# - Auto CAD Tutorial 2010 -

## 2.5 - OPEN THE HATCH AND FILL IT

 LESSON 2-1 PLANNING A PROJECT - OFFICE FLOOR PLAN LESSON 2-2 INTRODUCTION TO BLOCKS - CREATING AND INSERTING LESSON 2-3 ALIGN AND ROTATE LESSON 2-4 ATTRIBUTES - NON-GRAPHICAL INFORMATION LESSON 2-5 HATCHING - FILLING AREAS LESSON 2-6 WORKING WITH TEXT LESSON 2-7 POLYLINES LESSON 2-8 LAYOUT TABS LESSON 2-9 PARAMETRIC CONSTRAINTS LESSON 2-10 ELEVATION DRAWINGS

# Topics covered in this Lesson:

#### Hatch, Solid

Hatching in AutoCAD is a way of filling in areas of your drawing with a pre-formatted pattern to represent certain materials. It is usually used in sectional views. Starting with AutoCAD release 14, you can use a solid fill to completely fill in areas such as walls in a floor plan.

 Command Keystroke Icon Location Result Boundary Hatch Bhatch / H Home > Draw > Hatch Covers an area with a predefined pattern Hatch Edit HatchEdit / HE Home > Modify > Edit Hatch Edits an existing Hatch Solid Solid / SO None None Creates a solid filled shape

Draw a rectangle 10" by 10" and put a circle with 2" radius in the middle of it (remember the M2P OSnap?).

Start the Boundary Hatch by typing H <ENTER> . When you start the command, you will see this dialog box appear:

As usual, start at the top of the dialog box and work your way down. We're going to say that this is a cross section of piece of steel, so choose the predefined Hatch pattern called STEEL.

Now you want to pick the area to be hatched. Pick somewhere inside the rectangle, but outside of the circle and press <ENTER>.

Set the scale of the hatch to 6. This is just a number that works for this object. A larger number will make the hatch bigger (maybe so big you won't see it) and a smaller number can make the hatch so dense that it looks solid (try different numbers later to see if I'm wrong).

Make this "Associative" - this means that if you adjust the rectangle or circle, the hatch will automatically correct itself to the new boundary.

Finally, hit the Preview button to see if this is what you are after, it should match the image below.

Note that AutoCAD recognized the circle in the middle and didn't hatch over it. If the lines appear 'jagged', don't worry - it is a video display issue -the prints will come out clean and straight.

If you want to edit the hatch, the easiest way is to just double-click on it. (If you can't double-click on it, type in HE <ENTER>). This will bring up the same dialog box (almost) that you just used to create the hatch. Try different settings in the Hatch Edit dialog box and preview the results.

To see what "Hatch Association" is, pick on the rectangle (be careful not to select the hatch) and you'll see 4 squares appear on the corners. Click and drag one of the corners and release it. If you hatch is associative, it will update to the new shape.

TIPS:
For monochrome printing: If you are using a solid hatch, make the hatch WHITE so that it will print out as a solid black, any other color could appear gray (with lines) when printed.

If you have one hatch area drawn and want it to match the hatch of another, use the "Inherit Properties" button on the Hatch Edit dialog box.
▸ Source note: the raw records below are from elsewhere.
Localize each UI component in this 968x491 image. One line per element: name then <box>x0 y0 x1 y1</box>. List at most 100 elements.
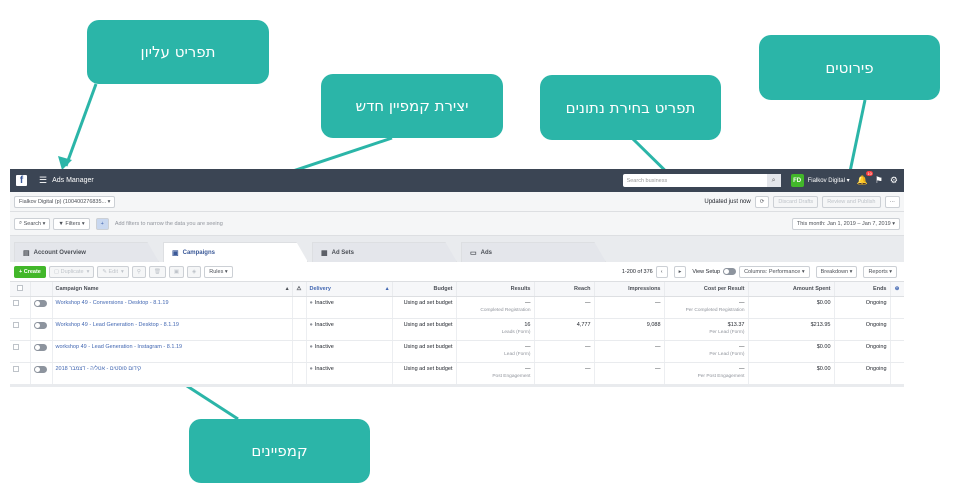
refresh-icon[interactable]: ⟳ <box>754 195 770 208</box>
tab-account-overview[interactable]: ▤ Account Overview <box>14 242 159 262</box>
add-filter-icon[interactable]: + <box>95 217 109 230</box>
table-row[interactable]: workshop 49 - Lead Generation - Instagra… <box>10 340 904 363</box>
search-business-input[interactable]: Search business ⌕ <box>622 174 781 187</box>
results-value: — <box>525 365 531 372</box>
filter-hint: Add filters to narrow the data you are s… <box>114 220 223 227</box>
campaign-toggle[interactable] <box>30 296 53 319</box>
ab-test-icon[interactable]: ⚲ <box>131 265 146 278</box>
date-range-picker[interactable]: This month: Jan 1, 2019 – Jan 7, 2019 ▾ <box>791 217 900 230</box>
app-name[interactable]: Ads Manager <box>52 177 94 184</box>
header-cost-per-result[interactable]: Cost per Result <box>664 282 749 297</box>
account-name-dropdown[interactable]: Fialkov Digital ▾ <box>808 177 850 184</box>
callout-data-menu: תפריט בחירת נתונים <box>540 75 721 140</box>
filters-button[interactable]: ▼ Filters ▾ <box>53 217 90 230</box>
account-select[interactable]: Fialkov Digital (p) (100400276835... ▾ <box>14 195 116 208</box>
ads-manager-window: f ☰ Ads Manager Search business ⌕ FD Fia… <box>10 169 904 387</box>
create-label: Create <box>23 268 41 275</box>
level-tabs: ▤ Account Overview ▣ Campaigns ▦ Ad Sets ▭ A… <box>10 236 904 262</box>
delivery-label: Inactive <box>314 365 334 372</box>
gear-icon[interactable]: ⚙ <box>890 175 898 186</box>
campaigns-table: Campaign Name ▴ ⚠ Delivery ▴ Budget Result… <box>10 282 904 385</box>
cpr-value: — <box>739 343 745 350</box>
add-column-icon[interactable]: ⊕ <box>890 282 904 297</box>
row-checkbox[interactable] <box>10 362 31 385</box>
tag-icon[interactable]: ◈ <box>187 265 202 278</box>
notification-badge: 10 <box>866 171 873 176</box>
cpr-type: Per Completed Registration <box>685 307 745 313</box>
trash-icon[interactable]: 🗑 <box>148 265 166 278</box>
folder-icon: ▣ <box>172 249 179 257</box>
header-impressions[interactable]: Impressions <box>594 282 665 297</box>
preview-icon[interactable]: ▣ <box>168 265 185 278</box>
table-row[interactable]: קידום פוסטים - אטליה - דצמבר 2018 ● Inacti… <box>10 362 904 385</box>
sort-icon: ▴ <box>285 285 289 292</box>
row-checkbox[interactable] <box>10 340 31 363</box>
header-budget[interactable]: Budget <box>392 282 457 297</box>
row-checkbox[interactable] <box>10 318 31 341</box>
top-bar: f ☰ Ads Manager Search business ⌕ FD Fia… <box>10 169 904 192</box>
facebook-logo-icon[interactable]: f <box>16 175 27 186</box>
impressions-cell: 9,088 <box>594 318 665 341</box>
select-all-checkbox[interactable] <box>10 282 31 297</box>
tab-ad-sets[interactable]: ▦ Ad Sets <box>312 242 457 262</box>
cpr-cell: — Per Completed Registration <box>664 296 749 319</box>
ends-cell: Ongoing <box>834 296 891 319</box>
duplicate-button[interactable]: ▢ Duplicate ▾ <box>48 265 95 278</box>
delivery-status: ● Inactive <box>306 296 393 319</box>
header-amount-spent[interactable]: Amount Spent <box>748 282 835 297</box>
columns-dropdown[interactable]: Columns: Performance ▾ <box>739 265 810 278</box>
edit-button[interactable]: ✎ Edit ▾ <box>97 265 129 278</box>
campaign-name-link[interactable]: קידום פוסטים - אטליה - דצמבר 2018 <box>52 362 293 385</box>
notifications-icon[interactable]: 🔔 10 <box>857 171 873 186</box>
more-button[interactable]: ··· <box>884 195 900 208</box>
cpr-value: — <box>739 299 745 306</box>
campaign-toggle[interactable] <box>30 340 53 363</box>
tab-ads[interactable]: ▭ Ads <box>461 242 606 262</box>
sort-icon: ▴ <box>385 285 389 292</box>
review-publish-button[interactable]: Review and Publish <box>822 195 881 208</box>
create-button[interactable]: + Create <box>14 265 46 278</box>
action-bar: + Create ▢ Duplicate ▾ ✎ Edit ▾ ⚲ 🗑 ▣ ◈ … <box>10 262 904 282</box>
table-row[interactable]: Workshop 49 - Lead Generation - Desktop … <box>10 318 904 341</box>
results-value: — <box>525 299 531 306</box>
rules-button[interactable]: Rules ▾ <box>204 265 233 278</box>
tab-label: Ads <box>480 249 492 256</box>
table-row[interactable]: Workshop 49 - Conversions - Desktop - 8.… <box>10 296 904 319</box>
rules-label: Rules <box>209 268 224 275</box>
updated-status: Updated just now <box>704 198 751 205</box>
spent-cell: $213.95 <box>748 318 835 341</box>
results-type: Lead (Form) <box>504 351 531 357</box>
results-value: 16 <box>524 321 531 328</box>
reach-cell: — <box>534 340 595 363</box>
header-results[interactable]: Results <box>456 282 535 297</box>
tab-campaigns[interactable]: ▣ Campaigns <box>163 242 308 262</box>
account-avatar[interactable]: FD <box>790 174 804 187</box>
prev-page-icon[interactable]: ‹ <box>655 265 668 278</box>
campaign-toggle[interactable] <box>30 362 53 385</box>
header-reach[interactable]: Reach <box>534 282 595 297</box>
flag-icon[interactable]: ⚑ <box>875 175 883 186</box>
campaign-name-link[interactable]: Workshop 49 - Conversions - Desktop - 8.… <box>52 296 293 319</box>
overview-icon: ▤ <box>23 249 30 257</box>
next-page-icon[interactable]: ▸ <box>673 265 687 278</box>
header-delivery[interactable]: Delivery ▴ <box>306 282 393 297</box>
search-icon[interactable]: ⌕ <box>766 174 781 187</box>
row-checkbox[interactable] <box>10 296 31 319</box>
table-header-row: Campaign Name ▴ ⚠ Delivery ▴ Budget Result… <box>10 282 904 297</box>
view-setup-toggle[interactable] <box>723 268 737 275</box>
header-ends[interactable]: Ends <box>834 282 891 297</box>
delivery-status: ● Inactive <box>306 340 393 363</box>
campaign-name-link[interactable]: workshop 49 - Lead Generation - Instagra… <box>52 340 293 363</box>
campaign-name-link[interactable]: Workshop 49 - Lead Generation - Desktop … <box>52 318 293 341</box>
grid-icon: ▦ <box>321 249 328 257</box>
warning-icon: ⚠ <box>292 282 307 297</box>
reports-dropdown[interactable]: Reports ▾ <box>863 265 897 278</box>
account-bar: Fialkov Digital (p) (100400276835... ▾ U… <box>10 192 904 212</box>
cpr-type: Per Lead (Form) <box>709 329 745 335</box>
campaign-toggle[interactable] <box>30 318 53 341</box>
breakdown-dropdown[interactable]: Breakdown ▾ <box>815 265 858 278</box>
search-button[interactable]: ⌕ Search ▾ <box>14 217 51 230</box>
header-campaign-name[interactable]: Campaign Name ▴ <box>52 282 293 297</box>
discard-drafts-button[interactable]: Discard Drafts <box>773 195 819 208</box>
menu-icon[interactable]: ☰ <box>39 175 47 186</box>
Try this by creating 2 different hatch styles in different objects.

In recent versions of AutoCAD, you can add a 2 color gradient to an object. Look for the "Gradient" tab at the top of the Hatch dialog boxes. Below is a sample of a really basic 2D 'rendering' using this method. Pick on the gradient tab of the hatch dialog box.

You can create custom hatch patterns, or find custom ones available on the internet. Another site offers some free ones as well as extensive collections for sale.

Hatches can be exploded - but be VERY careful if you do this. In fact, don't explode hatch patterns unless you really need to as you will get 100's of lines instead of 1 hatch.

There is a setting in the Options dialog box under the drafting tab that allows you to turn on or off the ability to snap to hatch objects. Off is the default.

## Solid

Here is another command that can sometimes be easier than the hatch. Solid allows you draw an solid filled object like you would a Line. For this example, draw a rectangle of any size. Start the SOLID command. Pick 3 corners of the rectangle and press Enter. You should end up with something like this:

Extra Practice: Complete this drawing and copy the gradient hatches shown in this image.

Extra Practice: Draw this shape and hatch each possible section. It could look something like this when it is done (check that you hatched all areas and the scale is correct.